Department of Urology, University of Iowa, Iowa City, IA 52242, USA.
Urol Oncol. 2013 Jul;31(5):601-6. doi: 10.1016/j.urolonc.2011.05.004. Epub 2011 Jun 12.
Endorectal MRI (ER-MRI) may identify areas suspicious for prostate cancer. We evaluated the accuracy of ER-MRI compared with subsequent pathology specimen from prostatectomy.
We reviewed 309 open radical retropubic prostatectomy cases (RRP) from 2003 to 2008 to identify 94 men with a preoperative ER-MRI, which was obtained in patients with high-risk factors suspicious for local extension (Gleason grade ≥ 4+3, PSA ≥ 10 ng/ml, abnormal rectal exam, or extensive biopsy core involvement). Findings of extracapsular extension (ECE), seminal vesicle invasion (SVI), and lymphadenopathy (LAD) on ER-MRI were compared with subsequent findings on pathology specimens.
Ninety-four men underwent preoperative ER-MRI. No tumor was seen on ER-MRI in 9 men (10%). Of 94 ER-MRIs, 4% showed SVI, and 12% had ECE. At prostatectomy, lymph nodes were pathologically positive in 10 men, none of which were enlarged on ER-MRI. RRP was aborted in 3 of these 10 patients due to positive nodes confirmed on frozen section. Comparing ER-MRI results to subsequent prostatectomy specimen the results for accuracy, positive predictive value, negative predictive value, sensitivity, specificity were 70%, 27%, 76%, 14%, 88% for ECE and 93%, 75%, 94%, 38%, 99% for SVI. The accuracy of ECE prediction was 86% in abnormal rectal exam vs. 66% in normal exam (P < 0.05).
Endorectal MRI in the evaluation of high-risk prostate cancer was moderately accurate for SV involvement but inaccurate for ECE and insensitive for metastatic lymph node involvement. The predictive accuracy of ER-MRI improved in patients with an abnormal rectal exam.
直肠内磁共振成像(ER-MRI)可识别前列腺癌可疑部位。我们评估了 ER-MRI 与随后的前列腺切除术标本相比的准确性。
我们回顾了 2003 年至 2008 年 309 例开放性经直肠前列腺根治性切除术(RRP)病例,以确定 94 例术前接受过 ER-MRI 检查的患者,这些患者具有局部扩展的高危因素(Gleason 分级≥4+3、PSA≥10ng/ml、直肠检查异常或广泛活检核心受累)。将 ER-MRI 上的包膜外延伸(ECE)、精囊侵犯(SVI)和淋巴结病(LAD)的发现与随后的病理标本进行比较。

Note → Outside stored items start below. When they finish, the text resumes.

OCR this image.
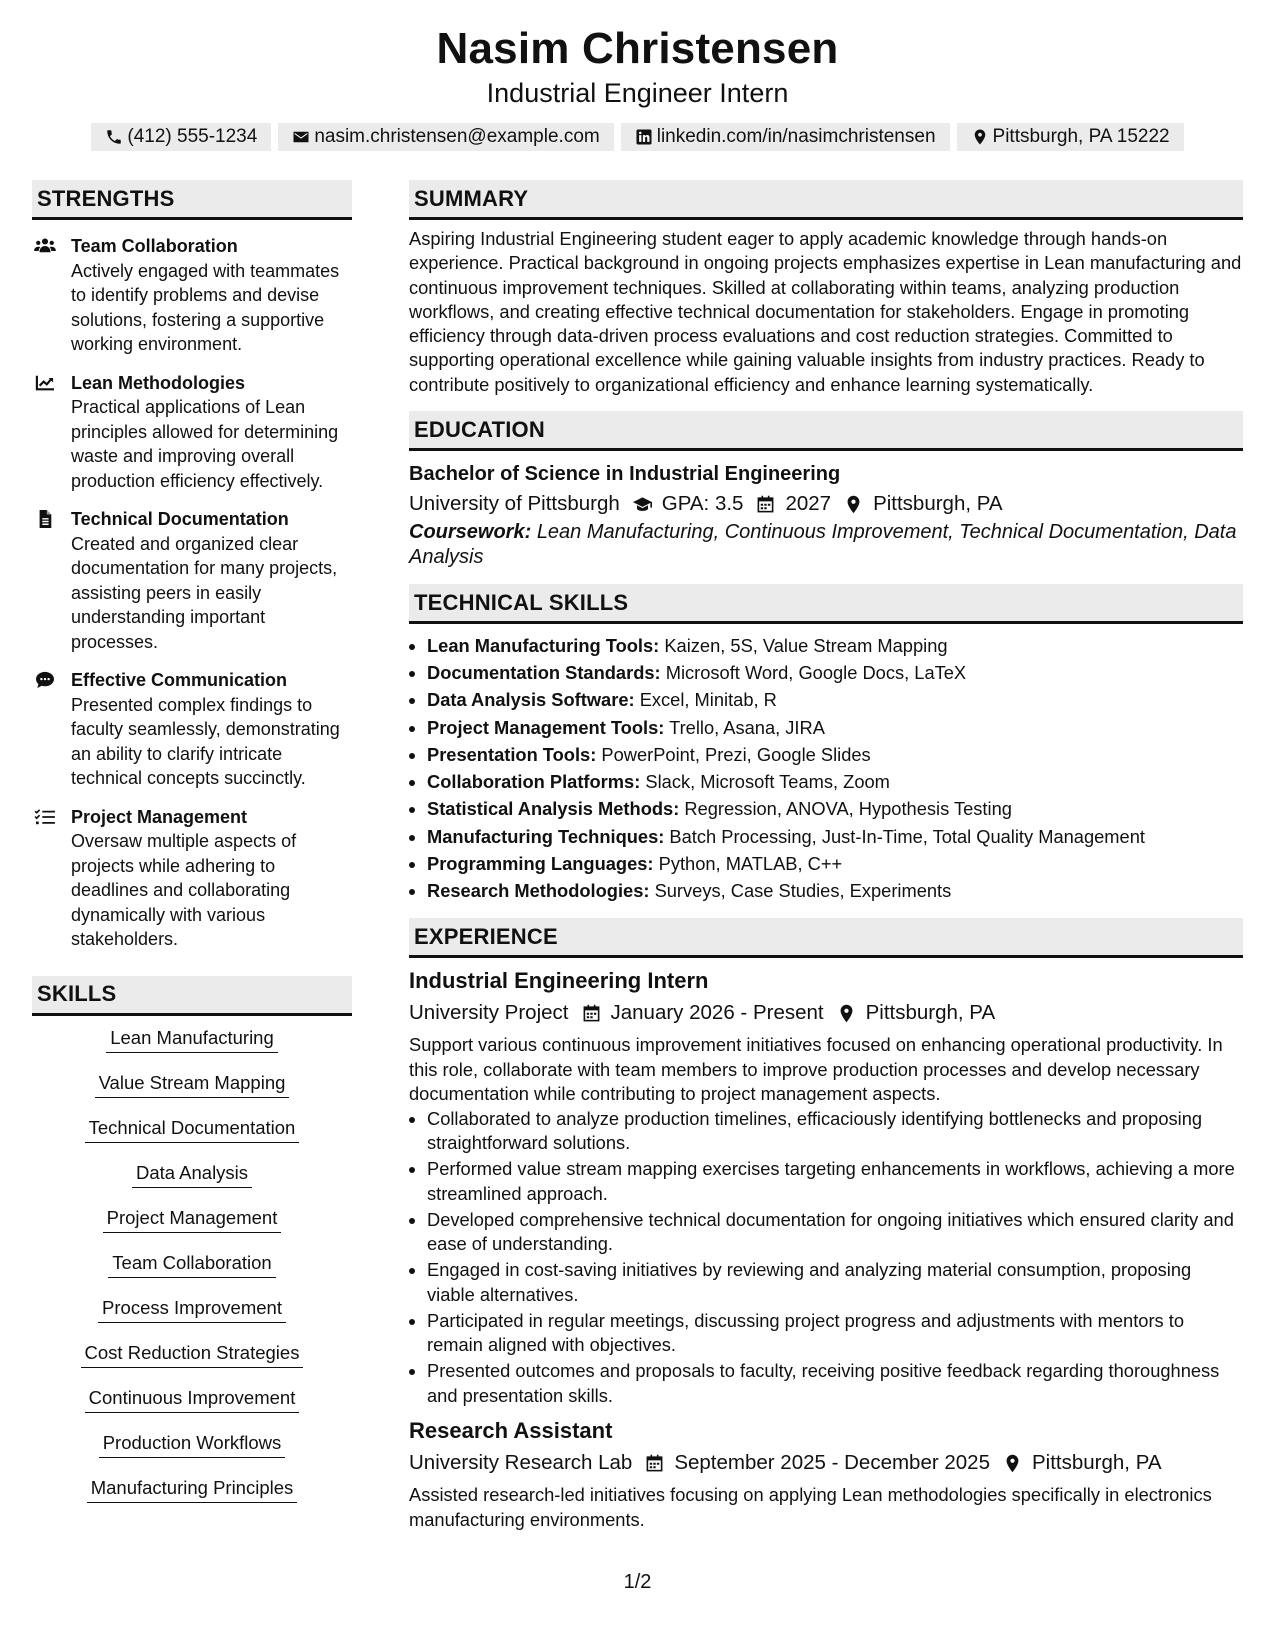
Nasim Christensen
Industrial Engineer Intern
(412) 555-1234	nasim.christensen@example.com	linkedin.com/in/nasimchristensen	Pittsburgh, PA 15222
STRENGTHS
Team Collaboration
Actively engaged with teammates to identify problems and devise solutions, fostering a supportive working environment.
Lean Methodologies
Practical applications of Lean principles allowed for determining waste and improving overall production efficiency effectively.
Technical Documentation
Created and organized clear documentation for many projects, assisting peers in easily understanding important processes.
Effective Communication
Presented complex findings to faculty seamlessly, demonstrating an ability to clarify intricate technical concepts succinctly.
Project Management
Oversaw multiple aspects of projects while adhering to deadlines and collaborating dynamically with various stakeholders.
SKILLS
Lean Manufacturing
Value Stream Mapping
Technical Documentation
Data Analysis
Project Management
Team Collaboration
Process Improvement
Cost Reduction Strategies
Continuous Improvement
Production Workflows
Manufacturing Principles
SUMMARY

Aspiring Industrial Engineering student eager to apply academic knowledge through hands-on experience. Practical background in ongoing projects emphasizes expertise in Lean manufacturing and continuous improvement techniques. Skilled at collaborating within teams, analyzing production workflows, and creating effective technical documentation for stakeholders. Engage in promoting efficiency through data-driven process evaluations and cost reduction strategies. Committed to supporting operational excellence while gaining valuable insights from industry practices. Ready to contribute positively to organizational efficiency and enhance learning systematically.

EDUCATION
Bachelor of Science in Industrial Engineering
University of Pittsburgh GPA: 3.5 2027 Pittsburgh, PA
Coursework: Lean Manufacturing, Continuous Improvement, Technical Documentation, Data Analysis
TECHNICAL SKILLS
• Lean Manufacturing Tools: Kaizen, 5S, Value Stream Mapping
• Documentation Standards: Microsoft Word, Google Docs, LaTeX
• Data Analysis Software: Excel, Minitab, R
• Project Management Tools: Trello, Asana, JIRA
• Presentation Tools: PowerPoint, Prezi, Google Slides
• Collaboration Platforms: Slack, Microsoft Teams, Zoom
• Statistical Analysis Methods: Regression, ANOVA, Hypothesis Testing
• Manufacturing Techniques: Batch Processing, Just-In-Time, Total Quality Management
• Programming Languages: Python, MATLAB, C++
• Research Methodologies: Surveys, Case Studies, Experiments
EXPERIENCE
Industrial Engineering Intern
University Project January 2026 - Present Pittsburgh, PA

Support various continuous improvement initiatives focused on enhancing operational productivity. In this role, collaborate with team members to improve production processes and develop necessary documentation while contributing to project management aspects.

• Collaborated to analyze production timelines, efficaciously identifying bottlenecks and proposing straightforward solutions.
• Performed value stream mapping exercises targeting enhancements in workflows, achieving a more streamlined approach.
• Developed comprehensive technical documentation for ongoing initiatives which ensured clarity and ease of understanding.
• Engaged in cost-saving initiatives by reviewing and analyzing material consumption, proposing viable alternatives.
• Participated in regular meetings, discussing project progress and adjustments with mentors to remain aligned with objectives.
• Presented outcomes and proposals to faculty, receiving positive feedback regarding thoroughness and presentation skills.
Research Assistant
University Research Lab September 2025 - December 2025 Pittsburgh, PA

Assisted research-led initiatives focusing on applying Lean methodologies specifically in electronics manufacturing environments.

1/2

94 名男性接受了术前 ER-MRI 检查。9 名男性(10%)的 ER-MRI 未见肿瘤。在 94 例 ER-MRI 中,4%的患者出现 SVI,12%的患者出现 ECE。在前列腺切除术时,10 名患者的淋巴结在病理上呈阳性,而这些患者中没有一个在 ER-MRI 上肿大。由于冷冻切片证实淋巴结阳性,这 10 名患者中有 3 名的 RRP 被中止。将 ER-MRI 结果与随后的前列腺切除术标本进行比较,ECE 的准确性、阳性预测值、阴性预测值、敏感性、特异性分别为 70%、27%、76%、14%、88%,SVI 分别为 93%、75%、94%、38%、99%。在直肠检查异常的患者中,ECE 预测的准确性为 86%,而在直肠检查正常的患者中为 66%(P<0.05)。
在高危前列腺癌的评估中,直肠内磁共振成像对 SV 受累具有中等准确性,但对 ECE 不准确,对转移性淋巴结受累不敏感。在直肠检查异常的患者中,ER-MRI 的预测准确性提高。